Numerical analysis of the miniature piezocone penetration tests (PCPT) in cohesive soils

An analytical model to simulate the penetration of the piezocone penetrometer in cohesive soils is presented here. The elasto-plastic coupled field equations of the saturated cohesive soils (given by Voyiadjis and Abu-Farsakh) is used in this analysis. The numerical simulation of the piezocone penetration is implemented into a finite element program. The analytical model is used to analyze the miniature piezocone penetration tests (PCPT) conducted at LSU calibration chambers. Simulation of the piezocone penetration is done for two cases. In the first case, the soil–penetrometer interface friction is neglected, while in the second case, the soil–penetrometer interface friction is taken into consideration.
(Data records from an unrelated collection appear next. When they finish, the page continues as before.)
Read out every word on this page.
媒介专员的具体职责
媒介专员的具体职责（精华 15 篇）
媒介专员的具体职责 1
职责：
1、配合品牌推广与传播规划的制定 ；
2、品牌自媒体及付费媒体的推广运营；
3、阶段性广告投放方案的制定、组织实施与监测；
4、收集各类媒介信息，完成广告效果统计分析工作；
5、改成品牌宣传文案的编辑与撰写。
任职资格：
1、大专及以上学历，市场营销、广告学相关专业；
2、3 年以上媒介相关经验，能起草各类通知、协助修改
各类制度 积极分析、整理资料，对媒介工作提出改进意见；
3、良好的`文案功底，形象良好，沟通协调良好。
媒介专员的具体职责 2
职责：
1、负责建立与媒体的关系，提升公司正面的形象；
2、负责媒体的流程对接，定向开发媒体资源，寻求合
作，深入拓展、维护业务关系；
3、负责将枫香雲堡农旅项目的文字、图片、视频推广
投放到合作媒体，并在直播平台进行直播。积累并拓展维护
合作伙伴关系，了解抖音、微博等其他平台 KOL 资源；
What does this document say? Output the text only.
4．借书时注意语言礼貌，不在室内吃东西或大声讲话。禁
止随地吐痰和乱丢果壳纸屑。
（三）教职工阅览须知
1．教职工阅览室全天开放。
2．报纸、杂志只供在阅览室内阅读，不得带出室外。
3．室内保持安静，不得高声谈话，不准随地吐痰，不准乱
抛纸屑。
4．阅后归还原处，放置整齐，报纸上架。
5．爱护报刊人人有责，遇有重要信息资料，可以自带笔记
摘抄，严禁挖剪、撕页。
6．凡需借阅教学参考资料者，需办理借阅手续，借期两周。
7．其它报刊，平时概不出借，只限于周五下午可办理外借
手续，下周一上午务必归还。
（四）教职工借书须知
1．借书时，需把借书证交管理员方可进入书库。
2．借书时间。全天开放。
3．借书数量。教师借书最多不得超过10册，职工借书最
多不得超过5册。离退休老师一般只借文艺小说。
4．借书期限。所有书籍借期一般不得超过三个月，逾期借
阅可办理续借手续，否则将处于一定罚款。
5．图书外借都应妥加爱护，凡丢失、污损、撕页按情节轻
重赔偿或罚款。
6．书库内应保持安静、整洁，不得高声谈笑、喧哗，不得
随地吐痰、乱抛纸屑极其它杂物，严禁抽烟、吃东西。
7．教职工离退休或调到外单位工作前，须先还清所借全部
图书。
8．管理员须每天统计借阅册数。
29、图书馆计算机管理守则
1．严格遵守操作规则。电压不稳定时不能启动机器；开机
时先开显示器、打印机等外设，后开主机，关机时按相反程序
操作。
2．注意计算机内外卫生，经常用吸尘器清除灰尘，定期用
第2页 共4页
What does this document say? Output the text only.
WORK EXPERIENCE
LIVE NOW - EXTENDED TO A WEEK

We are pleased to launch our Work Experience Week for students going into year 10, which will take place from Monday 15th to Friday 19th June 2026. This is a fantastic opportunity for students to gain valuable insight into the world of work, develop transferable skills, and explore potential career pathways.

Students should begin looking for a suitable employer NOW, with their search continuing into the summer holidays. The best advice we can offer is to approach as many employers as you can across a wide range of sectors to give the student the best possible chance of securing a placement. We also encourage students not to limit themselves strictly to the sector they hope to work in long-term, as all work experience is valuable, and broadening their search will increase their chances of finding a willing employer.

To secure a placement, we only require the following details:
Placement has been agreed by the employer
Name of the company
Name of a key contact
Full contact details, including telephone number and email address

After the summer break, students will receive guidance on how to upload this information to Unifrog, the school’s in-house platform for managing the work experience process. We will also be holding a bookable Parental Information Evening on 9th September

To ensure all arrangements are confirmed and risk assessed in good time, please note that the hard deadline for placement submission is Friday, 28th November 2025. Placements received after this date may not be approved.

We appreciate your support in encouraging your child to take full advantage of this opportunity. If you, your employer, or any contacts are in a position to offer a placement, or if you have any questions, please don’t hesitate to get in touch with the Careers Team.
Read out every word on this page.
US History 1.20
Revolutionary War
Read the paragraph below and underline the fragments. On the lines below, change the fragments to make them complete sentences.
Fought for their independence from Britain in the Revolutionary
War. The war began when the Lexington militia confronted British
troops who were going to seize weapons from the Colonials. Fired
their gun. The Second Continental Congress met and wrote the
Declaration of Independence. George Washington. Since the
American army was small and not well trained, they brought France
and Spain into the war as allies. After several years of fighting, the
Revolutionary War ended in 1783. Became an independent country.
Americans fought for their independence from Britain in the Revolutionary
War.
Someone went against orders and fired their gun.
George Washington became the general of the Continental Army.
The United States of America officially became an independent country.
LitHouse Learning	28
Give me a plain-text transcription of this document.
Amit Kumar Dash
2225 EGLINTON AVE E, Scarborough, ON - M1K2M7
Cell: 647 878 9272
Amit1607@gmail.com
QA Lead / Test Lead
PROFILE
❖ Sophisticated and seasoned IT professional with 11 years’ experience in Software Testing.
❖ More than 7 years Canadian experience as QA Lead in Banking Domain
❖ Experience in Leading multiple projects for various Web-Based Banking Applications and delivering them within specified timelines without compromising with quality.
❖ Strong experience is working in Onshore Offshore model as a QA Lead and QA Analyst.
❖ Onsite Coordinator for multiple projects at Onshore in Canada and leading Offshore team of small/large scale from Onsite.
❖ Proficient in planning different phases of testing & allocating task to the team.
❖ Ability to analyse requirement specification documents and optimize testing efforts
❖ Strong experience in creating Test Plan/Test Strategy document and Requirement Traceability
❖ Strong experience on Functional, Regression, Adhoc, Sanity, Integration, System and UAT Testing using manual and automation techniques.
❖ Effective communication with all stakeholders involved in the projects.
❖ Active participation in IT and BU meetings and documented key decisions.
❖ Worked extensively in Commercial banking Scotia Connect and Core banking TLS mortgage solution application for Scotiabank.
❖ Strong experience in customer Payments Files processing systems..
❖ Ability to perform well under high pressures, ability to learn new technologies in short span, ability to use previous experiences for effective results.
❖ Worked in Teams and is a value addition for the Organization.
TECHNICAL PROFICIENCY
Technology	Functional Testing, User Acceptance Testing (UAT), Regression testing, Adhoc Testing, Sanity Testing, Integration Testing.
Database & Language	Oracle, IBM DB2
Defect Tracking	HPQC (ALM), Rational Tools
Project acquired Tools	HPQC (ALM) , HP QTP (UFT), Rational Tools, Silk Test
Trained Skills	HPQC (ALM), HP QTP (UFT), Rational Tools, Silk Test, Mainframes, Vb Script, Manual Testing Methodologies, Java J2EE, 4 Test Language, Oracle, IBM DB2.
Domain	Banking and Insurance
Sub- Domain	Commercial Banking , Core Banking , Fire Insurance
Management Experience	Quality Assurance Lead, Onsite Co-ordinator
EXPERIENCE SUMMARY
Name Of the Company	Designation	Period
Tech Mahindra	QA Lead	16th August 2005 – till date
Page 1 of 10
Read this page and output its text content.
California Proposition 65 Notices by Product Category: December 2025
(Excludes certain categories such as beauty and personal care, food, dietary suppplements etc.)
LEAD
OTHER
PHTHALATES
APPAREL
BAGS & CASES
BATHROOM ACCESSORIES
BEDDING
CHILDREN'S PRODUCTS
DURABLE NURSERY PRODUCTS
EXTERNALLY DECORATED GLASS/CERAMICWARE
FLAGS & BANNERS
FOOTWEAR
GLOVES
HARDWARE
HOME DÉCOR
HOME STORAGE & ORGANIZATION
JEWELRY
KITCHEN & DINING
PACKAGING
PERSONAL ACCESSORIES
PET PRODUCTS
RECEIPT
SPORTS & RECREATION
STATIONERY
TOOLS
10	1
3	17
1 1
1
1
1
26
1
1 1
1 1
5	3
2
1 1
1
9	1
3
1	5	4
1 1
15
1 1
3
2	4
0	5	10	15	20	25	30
The constraint approach is used to model the soil–piezocone interface friction in which the Mohr–Coulomb frictional model is used to define the sliding potential. Analysis is done for three different soil specimens with different stress histories. The results of the numerical simulations are compared with the experimental measurements of the miniature piezocone penetration tests (PCPT) in cohesive soil specimens conducted in LSU calibration chambers. The resulting excess pore pressure distribution and its dissipation using the numerical model are compared with some available prediction methods. © 1998 John Wiley & Sons, Ltd.